Using that TASKID, we would then use the ChangeTriggerTiming operation (method) , and then change the timing of the trigger for the task message to execute. In addition to the TASKID, which we had, we usually used the number 0, and a newtime of “01-01-2014 15:30”. The date could be any date, as long as it was shortly prior to the actual time you were working on this.
We would do this for about 5 or 10 messages per day. Within about 1 week we saw substantial improvement and the numbers of outstanding requests drop. Within 2 weeks they were all pretty much handled correctly.
Summary:
This was a slow tedious process, but we were able to save the customer the headache of losing the problem change messages. We believe that we could develop a workflow process to automate some of this going forward.
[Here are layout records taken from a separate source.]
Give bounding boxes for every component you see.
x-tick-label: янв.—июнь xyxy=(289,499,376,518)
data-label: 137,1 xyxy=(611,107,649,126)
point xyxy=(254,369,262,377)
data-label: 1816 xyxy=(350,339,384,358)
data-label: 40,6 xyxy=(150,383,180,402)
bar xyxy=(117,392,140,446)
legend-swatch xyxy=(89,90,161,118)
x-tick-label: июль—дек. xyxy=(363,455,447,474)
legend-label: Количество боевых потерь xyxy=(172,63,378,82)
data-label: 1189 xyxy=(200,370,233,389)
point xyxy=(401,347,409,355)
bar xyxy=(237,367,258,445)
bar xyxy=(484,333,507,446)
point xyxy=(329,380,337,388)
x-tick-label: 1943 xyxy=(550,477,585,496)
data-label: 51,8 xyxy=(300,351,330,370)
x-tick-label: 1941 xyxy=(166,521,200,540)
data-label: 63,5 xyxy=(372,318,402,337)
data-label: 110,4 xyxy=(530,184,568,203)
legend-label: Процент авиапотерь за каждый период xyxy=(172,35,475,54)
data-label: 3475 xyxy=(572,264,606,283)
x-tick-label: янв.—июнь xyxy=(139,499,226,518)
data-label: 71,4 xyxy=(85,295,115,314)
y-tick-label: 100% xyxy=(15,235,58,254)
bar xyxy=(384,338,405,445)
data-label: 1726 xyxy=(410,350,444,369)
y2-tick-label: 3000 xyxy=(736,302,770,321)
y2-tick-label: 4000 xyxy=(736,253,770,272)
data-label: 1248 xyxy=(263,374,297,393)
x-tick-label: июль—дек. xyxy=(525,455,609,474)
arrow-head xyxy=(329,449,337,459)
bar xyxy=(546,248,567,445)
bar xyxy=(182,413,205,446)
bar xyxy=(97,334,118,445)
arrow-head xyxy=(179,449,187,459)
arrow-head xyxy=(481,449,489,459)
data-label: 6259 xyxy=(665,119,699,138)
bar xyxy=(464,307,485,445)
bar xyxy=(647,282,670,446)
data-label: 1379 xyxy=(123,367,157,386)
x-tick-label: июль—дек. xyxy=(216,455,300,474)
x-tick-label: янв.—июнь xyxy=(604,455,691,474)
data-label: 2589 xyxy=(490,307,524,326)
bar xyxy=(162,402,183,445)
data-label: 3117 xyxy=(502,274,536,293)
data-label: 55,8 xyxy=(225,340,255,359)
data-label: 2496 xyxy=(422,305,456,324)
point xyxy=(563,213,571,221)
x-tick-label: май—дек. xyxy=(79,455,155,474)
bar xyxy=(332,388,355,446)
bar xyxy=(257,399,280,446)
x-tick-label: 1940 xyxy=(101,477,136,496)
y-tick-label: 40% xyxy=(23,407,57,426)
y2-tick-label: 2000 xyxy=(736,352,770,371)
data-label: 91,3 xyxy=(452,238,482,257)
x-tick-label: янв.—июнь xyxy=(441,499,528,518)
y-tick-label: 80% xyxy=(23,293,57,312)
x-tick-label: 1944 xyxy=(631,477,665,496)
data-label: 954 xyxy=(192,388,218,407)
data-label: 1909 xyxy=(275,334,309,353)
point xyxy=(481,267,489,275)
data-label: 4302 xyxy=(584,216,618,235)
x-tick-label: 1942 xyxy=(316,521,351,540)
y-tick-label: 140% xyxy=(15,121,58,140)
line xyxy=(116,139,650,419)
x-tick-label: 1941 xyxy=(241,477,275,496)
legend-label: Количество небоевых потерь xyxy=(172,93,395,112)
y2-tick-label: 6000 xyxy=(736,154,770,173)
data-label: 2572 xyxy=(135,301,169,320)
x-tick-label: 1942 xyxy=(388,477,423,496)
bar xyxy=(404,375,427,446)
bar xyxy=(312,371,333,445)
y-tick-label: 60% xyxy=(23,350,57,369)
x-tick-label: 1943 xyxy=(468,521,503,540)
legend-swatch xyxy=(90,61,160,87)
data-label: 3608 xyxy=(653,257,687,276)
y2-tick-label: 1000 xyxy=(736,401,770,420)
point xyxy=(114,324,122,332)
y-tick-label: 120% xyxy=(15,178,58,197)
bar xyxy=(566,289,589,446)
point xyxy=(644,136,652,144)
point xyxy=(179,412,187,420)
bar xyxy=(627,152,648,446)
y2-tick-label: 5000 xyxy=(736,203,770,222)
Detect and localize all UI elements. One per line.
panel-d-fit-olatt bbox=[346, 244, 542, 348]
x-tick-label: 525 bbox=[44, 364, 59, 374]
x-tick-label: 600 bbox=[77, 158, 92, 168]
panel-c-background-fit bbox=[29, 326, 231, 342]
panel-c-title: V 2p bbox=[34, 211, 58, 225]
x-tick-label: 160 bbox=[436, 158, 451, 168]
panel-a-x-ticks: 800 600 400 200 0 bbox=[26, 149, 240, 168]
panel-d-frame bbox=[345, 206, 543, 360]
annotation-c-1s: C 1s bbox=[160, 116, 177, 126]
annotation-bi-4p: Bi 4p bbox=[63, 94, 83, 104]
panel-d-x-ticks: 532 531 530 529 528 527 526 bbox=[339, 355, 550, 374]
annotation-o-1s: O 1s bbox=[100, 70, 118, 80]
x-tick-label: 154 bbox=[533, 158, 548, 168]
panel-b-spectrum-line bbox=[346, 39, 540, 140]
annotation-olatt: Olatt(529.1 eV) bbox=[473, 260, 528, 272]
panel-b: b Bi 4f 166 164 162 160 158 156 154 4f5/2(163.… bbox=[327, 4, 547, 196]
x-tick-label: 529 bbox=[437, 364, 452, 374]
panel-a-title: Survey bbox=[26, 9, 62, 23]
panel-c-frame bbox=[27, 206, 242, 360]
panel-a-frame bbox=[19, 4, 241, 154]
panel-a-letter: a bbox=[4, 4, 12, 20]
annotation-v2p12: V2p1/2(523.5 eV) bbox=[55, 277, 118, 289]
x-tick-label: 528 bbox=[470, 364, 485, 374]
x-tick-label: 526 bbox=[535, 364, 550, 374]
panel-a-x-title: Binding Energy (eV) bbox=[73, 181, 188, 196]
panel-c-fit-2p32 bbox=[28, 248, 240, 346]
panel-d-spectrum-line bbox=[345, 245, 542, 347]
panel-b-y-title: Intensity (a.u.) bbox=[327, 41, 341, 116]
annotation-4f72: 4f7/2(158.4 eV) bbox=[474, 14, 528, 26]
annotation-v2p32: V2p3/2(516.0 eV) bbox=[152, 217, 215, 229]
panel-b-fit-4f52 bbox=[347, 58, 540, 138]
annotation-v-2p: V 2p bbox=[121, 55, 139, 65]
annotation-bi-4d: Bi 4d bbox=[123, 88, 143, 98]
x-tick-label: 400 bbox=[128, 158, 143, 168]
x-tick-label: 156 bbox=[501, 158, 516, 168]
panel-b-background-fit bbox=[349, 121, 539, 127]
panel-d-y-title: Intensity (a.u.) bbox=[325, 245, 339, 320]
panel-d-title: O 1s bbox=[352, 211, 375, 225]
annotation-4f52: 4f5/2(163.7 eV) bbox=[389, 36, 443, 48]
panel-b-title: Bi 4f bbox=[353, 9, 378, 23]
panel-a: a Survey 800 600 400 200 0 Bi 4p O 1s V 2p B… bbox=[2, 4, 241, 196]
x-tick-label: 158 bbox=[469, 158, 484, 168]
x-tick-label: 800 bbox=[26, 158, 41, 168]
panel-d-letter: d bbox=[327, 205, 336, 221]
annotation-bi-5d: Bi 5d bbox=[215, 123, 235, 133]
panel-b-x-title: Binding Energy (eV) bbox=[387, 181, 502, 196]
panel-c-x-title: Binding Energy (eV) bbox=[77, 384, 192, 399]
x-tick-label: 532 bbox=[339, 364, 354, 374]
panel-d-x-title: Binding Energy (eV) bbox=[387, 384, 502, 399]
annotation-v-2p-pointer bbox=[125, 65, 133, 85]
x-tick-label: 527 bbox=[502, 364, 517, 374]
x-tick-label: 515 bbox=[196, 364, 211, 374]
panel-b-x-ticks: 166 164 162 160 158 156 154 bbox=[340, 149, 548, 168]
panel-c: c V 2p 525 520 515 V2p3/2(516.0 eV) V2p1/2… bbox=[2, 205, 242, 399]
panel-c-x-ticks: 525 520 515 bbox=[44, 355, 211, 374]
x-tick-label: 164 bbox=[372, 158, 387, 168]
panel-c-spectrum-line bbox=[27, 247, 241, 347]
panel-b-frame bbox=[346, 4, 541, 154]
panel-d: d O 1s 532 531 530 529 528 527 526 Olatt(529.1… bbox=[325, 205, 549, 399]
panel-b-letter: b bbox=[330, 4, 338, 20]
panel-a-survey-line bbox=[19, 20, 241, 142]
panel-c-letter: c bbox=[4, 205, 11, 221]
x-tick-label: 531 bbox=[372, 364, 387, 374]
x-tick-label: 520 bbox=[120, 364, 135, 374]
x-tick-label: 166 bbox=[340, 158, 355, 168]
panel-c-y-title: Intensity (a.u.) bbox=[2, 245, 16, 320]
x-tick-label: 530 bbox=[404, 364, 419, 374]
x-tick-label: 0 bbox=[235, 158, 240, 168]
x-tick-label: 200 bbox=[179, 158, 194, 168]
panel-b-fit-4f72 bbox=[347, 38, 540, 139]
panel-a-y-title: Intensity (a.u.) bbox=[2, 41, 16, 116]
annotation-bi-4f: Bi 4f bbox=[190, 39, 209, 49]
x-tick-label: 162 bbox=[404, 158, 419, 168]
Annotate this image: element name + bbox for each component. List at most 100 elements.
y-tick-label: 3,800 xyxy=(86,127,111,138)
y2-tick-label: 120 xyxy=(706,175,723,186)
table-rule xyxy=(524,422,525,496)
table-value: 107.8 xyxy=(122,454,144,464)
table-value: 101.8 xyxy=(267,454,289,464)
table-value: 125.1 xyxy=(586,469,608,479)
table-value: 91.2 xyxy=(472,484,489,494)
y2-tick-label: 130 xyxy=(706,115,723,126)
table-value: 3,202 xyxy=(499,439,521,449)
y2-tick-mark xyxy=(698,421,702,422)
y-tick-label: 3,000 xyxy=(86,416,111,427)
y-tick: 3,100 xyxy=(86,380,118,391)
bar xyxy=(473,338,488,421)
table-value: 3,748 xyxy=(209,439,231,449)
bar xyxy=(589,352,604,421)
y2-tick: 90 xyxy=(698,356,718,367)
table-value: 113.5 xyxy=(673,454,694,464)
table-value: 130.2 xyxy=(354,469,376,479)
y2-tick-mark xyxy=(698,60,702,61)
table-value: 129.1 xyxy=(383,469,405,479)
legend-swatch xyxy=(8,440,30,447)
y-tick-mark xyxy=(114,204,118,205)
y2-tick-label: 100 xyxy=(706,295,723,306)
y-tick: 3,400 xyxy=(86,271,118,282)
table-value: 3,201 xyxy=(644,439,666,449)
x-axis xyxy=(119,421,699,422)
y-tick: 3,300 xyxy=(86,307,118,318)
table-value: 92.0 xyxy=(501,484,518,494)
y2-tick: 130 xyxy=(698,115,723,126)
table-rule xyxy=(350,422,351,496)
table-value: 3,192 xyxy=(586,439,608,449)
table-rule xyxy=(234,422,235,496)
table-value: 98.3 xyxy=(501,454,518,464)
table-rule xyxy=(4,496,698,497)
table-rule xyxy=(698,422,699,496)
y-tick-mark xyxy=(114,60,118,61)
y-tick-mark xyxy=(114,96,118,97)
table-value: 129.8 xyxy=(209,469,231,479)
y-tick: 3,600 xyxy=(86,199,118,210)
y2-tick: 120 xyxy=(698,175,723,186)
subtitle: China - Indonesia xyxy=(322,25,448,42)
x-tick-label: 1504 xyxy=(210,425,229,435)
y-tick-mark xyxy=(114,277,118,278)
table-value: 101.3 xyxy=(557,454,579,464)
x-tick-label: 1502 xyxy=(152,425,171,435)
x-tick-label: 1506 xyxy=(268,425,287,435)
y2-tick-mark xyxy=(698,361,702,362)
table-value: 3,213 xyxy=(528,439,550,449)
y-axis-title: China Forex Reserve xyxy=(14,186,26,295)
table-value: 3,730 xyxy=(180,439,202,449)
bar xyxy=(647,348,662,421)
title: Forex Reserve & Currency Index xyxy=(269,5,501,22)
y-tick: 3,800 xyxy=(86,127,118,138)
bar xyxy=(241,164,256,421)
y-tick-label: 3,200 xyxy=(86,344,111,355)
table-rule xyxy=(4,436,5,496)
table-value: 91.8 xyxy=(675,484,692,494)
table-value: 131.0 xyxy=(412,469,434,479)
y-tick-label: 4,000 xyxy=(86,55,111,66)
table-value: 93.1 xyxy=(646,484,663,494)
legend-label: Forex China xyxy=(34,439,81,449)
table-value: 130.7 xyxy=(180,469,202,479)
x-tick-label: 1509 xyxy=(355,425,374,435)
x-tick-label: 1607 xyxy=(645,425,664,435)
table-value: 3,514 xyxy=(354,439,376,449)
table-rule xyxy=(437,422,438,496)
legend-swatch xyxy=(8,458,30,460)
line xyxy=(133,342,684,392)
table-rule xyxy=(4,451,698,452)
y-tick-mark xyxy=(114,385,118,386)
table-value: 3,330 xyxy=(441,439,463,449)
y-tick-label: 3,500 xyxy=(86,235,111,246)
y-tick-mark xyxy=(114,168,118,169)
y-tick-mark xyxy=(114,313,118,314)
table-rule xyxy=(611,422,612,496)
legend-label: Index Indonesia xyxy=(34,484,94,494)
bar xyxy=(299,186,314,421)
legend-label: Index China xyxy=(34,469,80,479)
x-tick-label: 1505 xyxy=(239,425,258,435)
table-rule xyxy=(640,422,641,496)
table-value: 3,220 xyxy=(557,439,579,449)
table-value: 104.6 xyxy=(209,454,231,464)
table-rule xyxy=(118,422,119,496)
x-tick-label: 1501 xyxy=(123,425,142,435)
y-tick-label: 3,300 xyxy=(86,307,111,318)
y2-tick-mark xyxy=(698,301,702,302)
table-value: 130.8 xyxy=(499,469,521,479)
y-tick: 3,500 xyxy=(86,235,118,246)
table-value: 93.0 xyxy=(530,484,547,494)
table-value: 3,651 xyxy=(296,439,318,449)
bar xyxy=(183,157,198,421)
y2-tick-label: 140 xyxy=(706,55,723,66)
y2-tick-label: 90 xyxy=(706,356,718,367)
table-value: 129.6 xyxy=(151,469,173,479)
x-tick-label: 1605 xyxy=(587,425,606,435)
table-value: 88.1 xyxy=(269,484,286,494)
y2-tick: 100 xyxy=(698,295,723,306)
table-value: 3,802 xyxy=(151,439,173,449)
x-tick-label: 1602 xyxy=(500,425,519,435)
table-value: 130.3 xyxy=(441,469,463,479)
However, given the fact that the Merge component is no longer used, that may not be necessary.
Other related SQL QUERIES used:
/*select mp2.* from MessageProperties2 mp2
join messageproperties mp with (nolock) on
mp.messageid = mp2.messageid
and mp.Attributekey = 'trigger_date'
*/
--select * from messageproperties2
--Verify the restore
SELECT DISTINCT(MessageProperties.AttributeNumValue - MessageProperties2.Value) FROM MessageProperties, MessageProperties2
WHERE MessageProperties.MessageId COLLATE DATABASE_DEFAULT = MessageProperties2.MessageId COLLATE DATABASE_DEFAULT
AND MessageProperties.AttributeKey = 'TRIGGER_DATE'
AND QueueName = 'local.workflowsqlexchange-change_management.task'